IMHO a list name shouldn't have a tab and thus this is a bug and we should properly clean the list name before storing it in the database. I've just created #2371.
In the case of the 'queries.csv' file, a simple comma is used as field delimiter, which makes it even more problematic because many queries contain commas.
The data in that file isn't from MariaDB. It is an edited version from Manticore's log file (our search engine) and the original doesn't contain any delimiters (see Plain log format). So for the next time (not sure whether @jiru plans to update that file in the future) I guess we should use another delimiter.
But at least one pain point remains when it comes to reading the weekly dump files. You get an extra element when you split your row in the case there is a tab in a field.
This problem will also be solved by mysql --batch
as tabs are converted to \t:
$ mysql --batch tatoeba -e "select id, name from sentences_lists where id = 907"
id name
907 \t ! #01 - Proofread Good English Sentences That CK Uses on His Projects - List 907 - Over 750,000 Sentences
In the case of the 'queries.csv' file, a simple comma is used as field delimiter, which makes it even more problematic because many queries contain commas.
The data in that file isn't from MariaDB. It is an edited version from Manticore's log file (our search engine) and the original doesn't contain any delimiters (see Plain log format).

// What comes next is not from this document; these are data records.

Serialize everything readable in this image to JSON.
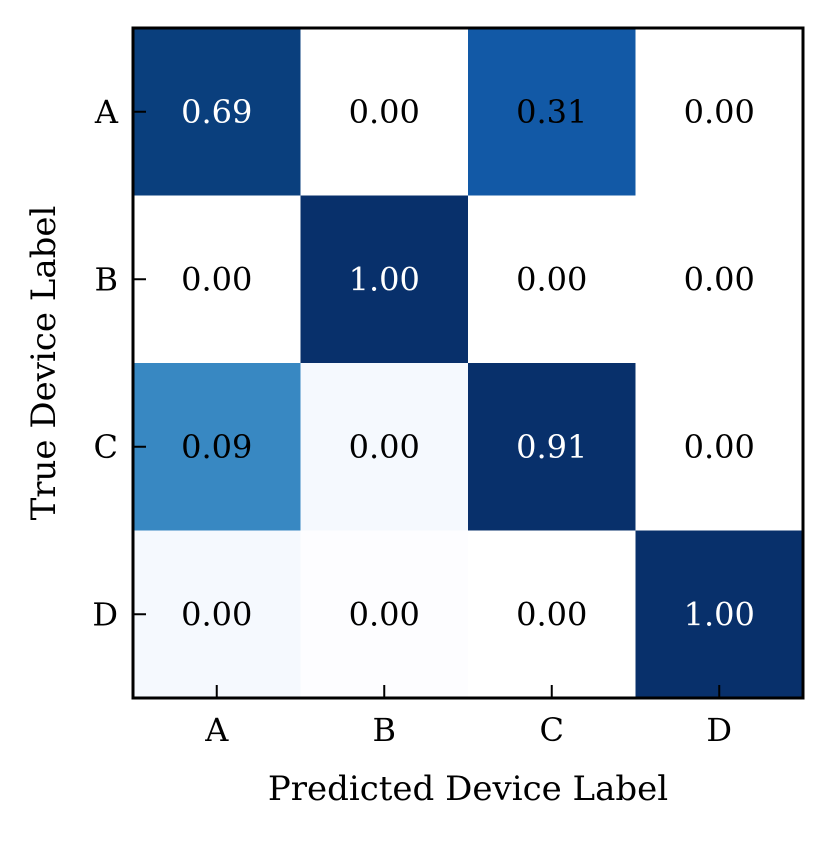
{
  "chart_data": {
    "type": "heatmap",
    "title": "",
    "xlabel": "Predicted Device Label",
    "ylabel": "True Device Label",
    "x_categories": [
      "A",
      "B",
      "C",
      "D"
    ],
    "y_categories": [
      "A",
      "B",
      "C",
      "D"
    ],
    "values": [
      [
        0.69,
        0.0,
        0.31,
        0.0
      ],
      [
        0.0,
        1.0,
        0.0,
        0.0
      ],
      [
        0.09,
        0.0,
        0.91,
        0.0
      ],
      [
        0.0,
        0.0,
        0.0,
        1.0
      ]
    ],
    "cell_labels": [
      [
        "0.69",
        "0.00",
        "0.31",
        "0.00"
      ],
      [
        "0.00",
        "1.00",
        "0.00",
        "0.00"
      ],
      [
        "0.09",
        "0.00",
        "0.91",
        "0.00"
      ],
      [
        "0.00",
        "0.00",
        "0.00",
        "1.00"
      ]
    ],
    "cell_colors": [
      [
        "#0a3f7d",
        "#ffffff",
        "#1259a6",
        "#ffffff"
      ],
      [
        "#ffffff",
        "#08306b",
        "#ffffff",
        "#ffffff"
      ],
      [
        "#3888c2",
        "#f5f9fe",
        "#08306b",
        "#ffffff"
      ],
      [
        "#f5f9fe",
        "#fdfdff",
        "#ffffff",
        "#08306b"
      ]
    ],
    "colormap": "Blues",
    "text_color_dark": "#000000",
    "text_color_light": "#ffffff",
    "grid": false
  }
}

Yeah I confirm that was a quick and dirty extract from the log files. Nothing like a proper export. :wink:
And mysql --batch
outputs the string NULL
for null values, as opposed to \N
in our current exports. Along with the new \n
and \t
, that will certainly cause some trouble to people making use of our exports. Any idea on how to make the transition smoother?
The IFNULL()
function may help you replace the NULL
values by \N
. I found this blog post that deals with the very topic.
Good point! :blush:
There may be other problems, but here is the one in sentences_detailed.csv
8649740 eng 817/5000\ Achieve easy success. pelwan 2020-04-01 04:28:01 2020-04-01 04:28:01
My scripts I have from processing the weekly files wouldn't work because of this.